Bâ oui, la gosse en moi a été déçue, et aurait même aimé pouvoir faire une scène de larmes attendrissante, poussant la boulangère à compenser cette fâcheuse situation via quelques bonbons (enfin là, ça aurait été pour un bon gros bon d'achat ou du cash. Les temps changent. La vénalité aussi).


Capricieuse la blogueuse ? Oui, toujours, mais là n'est pas mon point, car le contenu justifie la râlerie.
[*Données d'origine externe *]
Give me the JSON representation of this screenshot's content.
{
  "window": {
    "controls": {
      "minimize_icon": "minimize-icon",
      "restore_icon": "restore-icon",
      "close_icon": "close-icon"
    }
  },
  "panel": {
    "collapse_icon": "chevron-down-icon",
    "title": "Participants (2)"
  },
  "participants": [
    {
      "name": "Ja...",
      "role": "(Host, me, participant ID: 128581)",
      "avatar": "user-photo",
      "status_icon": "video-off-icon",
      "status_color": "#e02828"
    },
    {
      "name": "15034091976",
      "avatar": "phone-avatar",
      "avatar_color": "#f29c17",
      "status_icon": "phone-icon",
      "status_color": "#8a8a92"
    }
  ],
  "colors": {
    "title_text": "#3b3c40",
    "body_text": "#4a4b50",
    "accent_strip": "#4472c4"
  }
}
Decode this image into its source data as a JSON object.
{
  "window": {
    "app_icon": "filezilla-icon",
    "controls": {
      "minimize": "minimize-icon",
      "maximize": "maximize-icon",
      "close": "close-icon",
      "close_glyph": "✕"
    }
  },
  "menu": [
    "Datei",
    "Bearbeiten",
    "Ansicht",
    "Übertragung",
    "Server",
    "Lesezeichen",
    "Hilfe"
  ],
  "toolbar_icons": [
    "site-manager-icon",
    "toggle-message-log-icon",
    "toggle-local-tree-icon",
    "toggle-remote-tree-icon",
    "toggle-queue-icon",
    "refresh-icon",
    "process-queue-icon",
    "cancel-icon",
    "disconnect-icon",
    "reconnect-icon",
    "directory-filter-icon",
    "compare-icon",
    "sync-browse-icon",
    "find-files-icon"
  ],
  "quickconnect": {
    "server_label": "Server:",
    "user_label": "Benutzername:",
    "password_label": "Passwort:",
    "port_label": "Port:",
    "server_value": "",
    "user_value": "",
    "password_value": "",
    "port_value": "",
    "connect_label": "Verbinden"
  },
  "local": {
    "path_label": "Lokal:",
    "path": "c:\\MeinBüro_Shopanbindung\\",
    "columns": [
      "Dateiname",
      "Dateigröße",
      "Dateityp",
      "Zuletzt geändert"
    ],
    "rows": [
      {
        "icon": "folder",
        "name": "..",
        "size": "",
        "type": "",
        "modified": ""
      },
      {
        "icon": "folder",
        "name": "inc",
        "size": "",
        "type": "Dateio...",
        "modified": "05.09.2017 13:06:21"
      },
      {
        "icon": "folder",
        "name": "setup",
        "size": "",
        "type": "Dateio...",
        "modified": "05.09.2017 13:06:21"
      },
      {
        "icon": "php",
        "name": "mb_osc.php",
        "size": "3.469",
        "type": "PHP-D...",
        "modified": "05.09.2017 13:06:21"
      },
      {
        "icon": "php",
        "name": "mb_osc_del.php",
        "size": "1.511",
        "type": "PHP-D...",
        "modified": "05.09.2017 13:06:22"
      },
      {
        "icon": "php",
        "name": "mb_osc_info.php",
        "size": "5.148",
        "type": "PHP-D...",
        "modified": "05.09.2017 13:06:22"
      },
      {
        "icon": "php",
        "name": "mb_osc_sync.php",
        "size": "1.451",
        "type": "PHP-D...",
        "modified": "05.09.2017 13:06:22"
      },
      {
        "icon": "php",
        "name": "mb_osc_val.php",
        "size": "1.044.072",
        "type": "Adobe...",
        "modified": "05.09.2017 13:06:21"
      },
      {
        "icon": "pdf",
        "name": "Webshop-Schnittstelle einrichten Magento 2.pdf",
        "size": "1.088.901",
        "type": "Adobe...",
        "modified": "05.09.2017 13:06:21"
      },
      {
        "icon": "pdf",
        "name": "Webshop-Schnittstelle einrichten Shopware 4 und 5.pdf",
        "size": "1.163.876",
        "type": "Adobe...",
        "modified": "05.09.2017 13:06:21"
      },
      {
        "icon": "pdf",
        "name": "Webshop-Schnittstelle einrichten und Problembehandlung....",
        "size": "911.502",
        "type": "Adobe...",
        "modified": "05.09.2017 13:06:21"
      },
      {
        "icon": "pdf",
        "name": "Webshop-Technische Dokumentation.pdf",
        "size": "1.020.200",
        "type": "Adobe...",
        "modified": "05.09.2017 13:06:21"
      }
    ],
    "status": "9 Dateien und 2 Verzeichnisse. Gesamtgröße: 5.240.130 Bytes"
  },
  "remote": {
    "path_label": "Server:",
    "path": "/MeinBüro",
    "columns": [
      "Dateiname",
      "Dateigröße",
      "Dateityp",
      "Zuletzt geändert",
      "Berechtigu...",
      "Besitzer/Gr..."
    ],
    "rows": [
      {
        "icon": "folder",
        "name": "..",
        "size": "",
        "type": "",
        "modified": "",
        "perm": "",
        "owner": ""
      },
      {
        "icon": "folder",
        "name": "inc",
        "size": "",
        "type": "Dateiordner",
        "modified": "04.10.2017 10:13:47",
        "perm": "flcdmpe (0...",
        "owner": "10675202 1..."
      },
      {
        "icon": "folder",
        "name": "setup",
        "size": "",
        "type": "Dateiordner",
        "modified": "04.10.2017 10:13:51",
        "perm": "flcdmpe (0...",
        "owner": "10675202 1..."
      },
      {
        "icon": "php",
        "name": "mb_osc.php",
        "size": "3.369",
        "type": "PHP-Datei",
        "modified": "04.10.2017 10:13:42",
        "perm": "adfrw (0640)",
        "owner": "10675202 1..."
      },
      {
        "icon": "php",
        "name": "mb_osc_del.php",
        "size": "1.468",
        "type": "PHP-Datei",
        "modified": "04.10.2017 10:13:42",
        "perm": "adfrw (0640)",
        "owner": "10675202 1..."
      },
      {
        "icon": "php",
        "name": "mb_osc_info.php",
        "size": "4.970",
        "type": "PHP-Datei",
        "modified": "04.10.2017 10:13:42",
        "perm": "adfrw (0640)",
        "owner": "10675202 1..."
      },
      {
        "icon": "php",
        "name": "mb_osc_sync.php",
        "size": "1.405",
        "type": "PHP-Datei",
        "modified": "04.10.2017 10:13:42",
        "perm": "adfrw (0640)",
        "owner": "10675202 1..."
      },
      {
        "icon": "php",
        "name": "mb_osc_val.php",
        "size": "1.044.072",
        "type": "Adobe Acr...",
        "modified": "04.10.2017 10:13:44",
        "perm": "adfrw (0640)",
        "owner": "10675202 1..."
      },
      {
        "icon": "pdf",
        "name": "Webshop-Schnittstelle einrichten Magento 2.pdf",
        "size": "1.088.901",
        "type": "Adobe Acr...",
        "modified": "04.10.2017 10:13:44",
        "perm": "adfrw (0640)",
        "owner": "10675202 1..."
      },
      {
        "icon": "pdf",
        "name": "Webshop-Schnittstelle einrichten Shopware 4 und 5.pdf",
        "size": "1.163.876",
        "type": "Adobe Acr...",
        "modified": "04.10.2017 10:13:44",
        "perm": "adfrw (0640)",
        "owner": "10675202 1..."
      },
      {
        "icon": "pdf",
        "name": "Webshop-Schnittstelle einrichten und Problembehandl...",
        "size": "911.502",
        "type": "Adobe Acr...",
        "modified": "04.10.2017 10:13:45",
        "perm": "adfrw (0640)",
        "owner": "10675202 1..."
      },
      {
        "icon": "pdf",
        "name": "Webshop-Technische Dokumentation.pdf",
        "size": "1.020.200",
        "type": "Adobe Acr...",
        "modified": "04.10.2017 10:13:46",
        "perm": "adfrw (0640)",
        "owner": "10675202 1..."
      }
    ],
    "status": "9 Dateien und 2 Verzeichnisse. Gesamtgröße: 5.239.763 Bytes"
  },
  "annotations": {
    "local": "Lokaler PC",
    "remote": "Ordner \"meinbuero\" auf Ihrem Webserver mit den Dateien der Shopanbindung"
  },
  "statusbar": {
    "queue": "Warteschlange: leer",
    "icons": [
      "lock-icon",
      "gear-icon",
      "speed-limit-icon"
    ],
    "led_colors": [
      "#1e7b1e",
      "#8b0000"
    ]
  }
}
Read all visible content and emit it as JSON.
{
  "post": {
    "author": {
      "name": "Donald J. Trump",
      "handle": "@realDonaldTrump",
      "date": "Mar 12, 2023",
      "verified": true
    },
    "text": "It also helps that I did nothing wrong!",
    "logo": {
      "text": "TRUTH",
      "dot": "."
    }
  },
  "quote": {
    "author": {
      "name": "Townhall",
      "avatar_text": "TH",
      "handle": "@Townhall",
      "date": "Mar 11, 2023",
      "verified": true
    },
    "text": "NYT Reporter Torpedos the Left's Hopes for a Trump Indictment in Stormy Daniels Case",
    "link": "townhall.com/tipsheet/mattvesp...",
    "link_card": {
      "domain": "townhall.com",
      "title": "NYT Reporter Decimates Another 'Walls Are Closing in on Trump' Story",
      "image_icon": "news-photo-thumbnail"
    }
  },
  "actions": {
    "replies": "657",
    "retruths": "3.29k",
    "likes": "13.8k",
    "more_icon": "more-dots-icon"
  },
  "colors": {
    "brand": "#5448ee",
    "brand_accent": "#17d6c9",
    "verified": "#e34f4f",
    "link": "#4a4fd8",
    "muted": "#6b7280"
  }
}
Car en language "Colettien" : 1 canard en plastique pour le bain (et non, pas vibromasseur) (même PAS) + 2 pinces "canards" pour accrocher des fils électriques (super utilité) + 1 petit coeur rouge sur pattes (super utilité puissance 1000) + 2 ballons gonflables estampillés Colette+ 1 badge estampillé Colette + 2 Malabars + 1 sachet de fraise Tagada Pink = 20€.

Oui, oui, oui, vingt "eurals" la blague made by Colette pourtant plébiscitée par nos journalistes préférées.

Pffff, suis écoeurée, m'en vais bouder (et vais devoir compenser avec la totalité du paquet Haribo ou un cocktail Granola-Nintendo DS) (voyez le tableau) (tchao les amigos).